Nell’ultimo album “Il temporale” è stata scritta a quattro mani con Pierpaolo Capovilla del TDO che nell’occasione ha pure voluto prestare la sua voce definendosi colpito dal nostro progetto. Onorati di tutto questo, lui è uno giusto.
E la collaborazione con Safe&Sound nel lavoro in promozione?
Ci sono stati proposti da una delle nostre etichette, Maninalto. Abbiamo ben presto scoperto che sono un ufficio stampa dinamico e produttivo, sempre sul pezzo. E poi al loro interno ci sono musicisti che sanno quali sono le esigenze di una band in rampa di lancio, e questo è molto importante.
Quali sono i contenuti che volete trasmettere attraverso la vostra arte?
Arte è una parola grossa. Non la userei. Preferisco parlare di artigianato, o magari di manovalanza. Mi fanno sorridere quei gruppi che “traggono ispirazione” che “dispensano arte” e che “si sentono portatori di valori e battaglie”.
Fate il cazzo che volete, ma non venitemela a raccontare: vi ubriacate come tutti, e usate i vostri “presunti manifesti ideologici” per attirare l’attenzione che non riuscite a ottenere con la vostra musica.

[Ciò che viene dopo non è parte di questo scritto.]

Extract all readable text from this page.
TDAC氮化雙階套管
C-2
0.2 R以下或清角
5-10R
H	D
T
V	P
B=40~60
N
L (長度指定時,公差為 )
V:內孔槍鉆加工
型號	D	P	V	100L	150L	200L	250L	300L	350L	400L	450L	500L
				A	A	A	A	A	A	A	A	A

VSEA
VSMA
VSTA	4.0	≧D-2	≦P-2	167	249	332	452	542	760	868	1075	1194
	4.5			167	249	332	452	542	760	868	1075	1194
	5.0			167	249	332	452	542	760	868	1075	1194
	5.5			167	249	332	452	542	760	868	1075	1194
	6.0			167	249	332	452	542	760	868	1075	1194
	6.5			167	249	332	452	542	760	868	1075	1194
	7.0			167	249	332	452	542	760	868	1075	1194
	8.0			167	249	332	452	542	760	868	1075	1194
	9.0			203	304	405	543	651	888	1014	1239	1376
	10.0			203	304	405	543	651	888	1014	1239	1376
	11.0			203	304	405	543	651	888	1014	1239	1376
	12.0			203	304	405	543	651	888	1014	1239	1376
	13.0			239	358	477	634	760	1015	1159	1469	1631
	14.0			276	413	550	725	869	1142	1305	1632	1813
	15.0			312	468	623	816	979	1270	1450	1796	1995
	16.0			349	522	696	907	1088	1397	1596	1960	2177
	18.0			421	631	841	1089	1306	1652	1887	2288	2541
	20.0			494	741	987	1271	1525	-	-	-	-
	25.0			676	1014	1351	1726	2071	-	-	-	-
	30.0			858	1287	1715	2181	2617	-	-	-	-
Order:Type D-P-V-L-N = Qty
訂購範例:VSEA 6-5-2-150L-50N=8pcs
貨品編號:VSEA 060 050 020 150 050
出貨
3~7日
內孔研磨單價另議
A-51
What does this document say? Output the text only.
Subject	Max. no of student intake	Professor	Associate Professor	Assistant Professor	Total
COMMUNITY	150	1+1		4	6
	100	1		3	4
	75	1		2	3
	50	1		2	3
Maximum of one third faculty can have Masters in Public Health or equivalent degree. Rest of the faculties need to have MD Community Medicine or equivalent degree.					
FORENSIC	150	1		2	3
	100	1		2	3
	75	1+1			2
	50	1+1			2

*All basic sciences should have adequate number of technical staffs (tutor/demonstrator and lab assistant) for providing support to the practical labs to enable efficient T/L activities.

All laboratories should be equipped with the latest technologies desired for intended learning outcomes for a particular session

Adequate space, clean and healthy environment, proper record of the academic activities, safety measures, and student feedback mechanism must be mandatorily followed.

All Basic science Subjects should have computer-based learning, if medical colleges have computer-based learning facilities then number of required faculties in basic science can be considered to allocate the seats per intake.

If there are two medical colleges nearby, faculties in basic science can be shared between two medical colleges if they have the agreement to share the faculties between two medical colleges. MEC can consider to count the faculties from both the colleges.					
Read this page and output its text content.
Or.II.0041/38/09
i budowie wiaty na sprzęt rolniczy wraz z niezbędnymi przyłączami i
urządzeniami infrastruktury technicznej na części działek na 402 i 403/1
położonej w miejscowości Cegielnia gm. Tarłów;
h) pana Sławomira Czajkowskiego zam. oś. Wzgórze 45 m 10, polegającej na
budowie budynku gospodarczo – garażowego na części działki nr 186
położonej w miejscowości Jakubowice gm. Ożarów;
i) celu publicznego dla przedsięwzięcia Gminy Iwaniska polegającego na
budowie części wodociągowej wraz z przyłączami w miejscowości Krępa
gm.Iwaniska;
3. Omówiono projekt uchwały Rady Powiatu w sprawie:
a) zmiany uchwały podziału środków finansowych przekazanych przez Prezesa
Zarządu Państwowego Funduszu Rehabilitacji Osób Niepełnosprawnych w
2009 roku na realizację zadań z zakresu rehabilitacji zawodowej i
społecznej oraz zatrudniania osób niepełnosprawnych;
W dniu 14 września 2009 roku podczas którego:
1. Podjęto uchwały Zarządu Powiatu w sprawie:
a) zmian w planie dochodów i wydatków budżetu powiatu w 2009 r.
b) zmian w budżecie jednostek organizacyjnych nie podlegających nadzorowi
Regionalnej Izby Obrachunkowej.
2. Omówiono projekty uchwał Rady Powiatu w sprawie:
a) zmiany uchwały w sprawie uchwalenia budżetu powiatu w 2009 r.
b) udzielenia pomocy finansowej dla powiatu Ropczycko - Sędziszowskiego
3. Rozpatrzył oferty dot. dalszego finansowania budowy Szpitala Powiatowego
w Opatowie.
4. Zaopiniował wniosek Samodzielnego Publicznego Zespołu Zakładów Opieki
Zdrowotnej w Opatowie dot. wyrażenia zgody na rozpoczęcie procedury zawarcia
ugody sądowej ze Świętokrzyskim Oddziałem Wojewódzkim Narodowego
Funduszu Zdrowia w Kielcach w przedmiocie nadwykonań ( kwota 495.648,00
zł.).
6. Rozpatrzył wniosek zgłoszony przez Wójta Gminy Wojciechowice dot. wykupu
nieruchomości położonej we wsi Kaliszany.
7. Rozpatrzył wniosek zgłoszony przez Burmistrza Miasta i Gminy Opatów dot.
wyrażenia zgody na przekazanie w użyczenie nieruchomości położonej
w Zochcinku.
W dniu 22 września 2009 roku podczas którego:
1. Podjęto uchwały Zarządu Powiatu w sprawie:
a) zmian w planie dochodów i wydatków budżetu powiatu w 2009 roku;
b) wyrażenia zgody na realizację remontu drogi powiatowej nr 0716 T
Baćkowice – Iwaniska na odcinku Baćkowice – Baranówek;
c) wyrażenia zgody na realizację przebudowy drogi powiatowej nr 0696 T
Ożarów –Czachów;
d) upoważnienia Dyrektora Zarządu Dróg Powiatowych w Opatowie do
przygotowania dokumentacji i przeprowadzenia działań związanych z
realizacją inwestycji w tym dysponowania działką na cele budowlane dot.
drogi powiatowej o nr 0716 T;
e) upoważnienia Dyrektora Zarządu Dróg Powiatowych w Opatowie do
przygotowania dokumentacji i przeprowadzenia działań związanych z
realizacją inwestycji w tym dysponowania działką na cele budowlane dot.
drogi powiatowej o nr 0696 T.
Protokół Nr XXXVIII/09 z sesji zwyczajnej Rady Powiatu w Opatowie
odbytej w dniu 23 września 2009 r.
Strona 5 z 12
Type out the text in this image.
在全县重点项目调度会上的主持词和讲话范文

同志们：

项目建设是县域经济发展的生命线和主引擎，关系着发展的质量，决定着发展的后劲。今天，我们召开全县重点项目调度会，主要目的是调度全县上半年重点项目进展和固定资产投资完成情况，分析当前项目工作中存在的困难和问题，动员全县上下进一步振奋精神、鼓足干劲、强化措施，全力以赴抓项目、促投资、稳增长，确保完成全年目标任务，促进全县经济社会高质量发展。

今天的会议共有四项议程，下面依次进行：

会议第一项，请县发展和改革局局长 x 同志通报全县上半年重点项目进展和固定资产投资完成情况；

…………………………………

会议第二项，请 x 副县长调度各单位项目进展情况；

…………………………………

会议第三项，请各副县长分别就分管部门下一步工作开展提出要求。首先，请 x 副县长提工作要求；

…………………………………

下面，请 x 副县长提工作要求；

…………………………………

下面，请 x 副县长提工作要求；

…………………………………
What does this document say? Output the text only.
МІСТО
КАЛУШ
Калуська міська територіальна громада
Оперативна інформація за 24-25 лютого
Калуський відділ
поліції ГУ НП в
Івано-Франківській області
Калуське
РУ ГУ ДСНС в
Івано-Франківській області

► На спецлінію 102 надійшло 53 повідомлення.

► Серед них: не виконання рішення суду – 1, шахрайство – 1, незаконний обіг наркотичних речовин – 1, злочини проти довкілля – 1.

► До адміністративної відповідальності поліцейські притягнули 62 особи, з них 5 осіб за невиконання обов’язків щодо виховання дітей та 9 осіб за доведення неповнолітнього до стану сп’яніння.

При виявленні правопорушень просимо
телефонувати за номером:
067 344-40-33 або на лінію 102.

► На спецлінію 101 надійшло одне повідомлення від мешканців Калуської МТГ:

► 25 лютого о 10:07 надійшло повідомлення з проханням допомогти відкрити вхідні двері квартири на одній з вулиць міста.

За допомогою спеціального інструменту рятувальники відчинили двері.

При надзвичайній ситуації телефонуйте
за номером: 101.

Parliamo delle vostre pregiate esperienze di pubblicazioni, live, concerti o concorsi?
Come detto, questo è il nostro terzo album e anche questo uscirà sia in formato fisico che digitale, e di questo siamo particolarmente orgogliosi. Non siamo uno di quei gruppi che esce con la bustina di plastica e il CD-R, le nostre produzioni hanno tutte un progetto grafico elaborato, un booklet corposo e curato, un’idea di fondo e un percorso da seguire. Probabilmente perché i dischi li compriamo ancora… Dal vivo abbiamo aperto a realtà come Ulan Bator, Edda, Capovilla, A Toys Orchestra, Devocka… ma il meglio deve ancora arrivare.
Cosa ne pensate della scena musicale italiana? E cosa cambiereste/migliorereste?
No, mi spiace… non ci casco! Posso solo limitarmi a dire che ci sono troppi furbi e troppi paraculi mascherati da paladini. E aggiungo anche: più sali di notorietà e più le cose paradossalmente migliorano: i peggiori stanno alla base, sono i “piccoli”.
Oltre al lavoro in promozione quale altro brano ci consigliate di ascoltare?
Oltre a “I miei avanzi” vi consigliamo di ascoltare “Il temporale”, scritto in collaborazione con Capovilla e “Gli angoli del nostro corpo”, una delle due ballate del disco, impreziosita dai violini di Mirela Isaincu e dalla voce di Francesca Scalari, due ottime musiciste che ci hanno fatto contenti con la loro presenza.
Magari alla fine ascoltate anche “Odio”, dove ci auto-prendiamo per il culo, finendo per prenderci sul serio. Un bell’esperimento di autocritica e di accusa allo stesso tempo.
Come state vivendo da artista e persona questo periodo del covid-19?
Parlo a livello personale ma penso di interpretare anche il pensiero degli altri: sono rimasto molto deluso da alcune posizioni contrarie al percorso di riavvicinamento alla normalità, anche di gente del cosiddetto panorama musicale alternativo. Se stiamo per uscire da una situazione da incubo lo dobbiamo quasi esclusivamente alla scienza e alla medicina, ma qualcuno sembra non capirlo. Ma il discorso sarebbe troppo lungo, quindi meglio non andare oltre.
Quali sono i vostri sogni nel cassetto?
Dai non farmi ridere, su… ti sembra il caso di fare certe domande?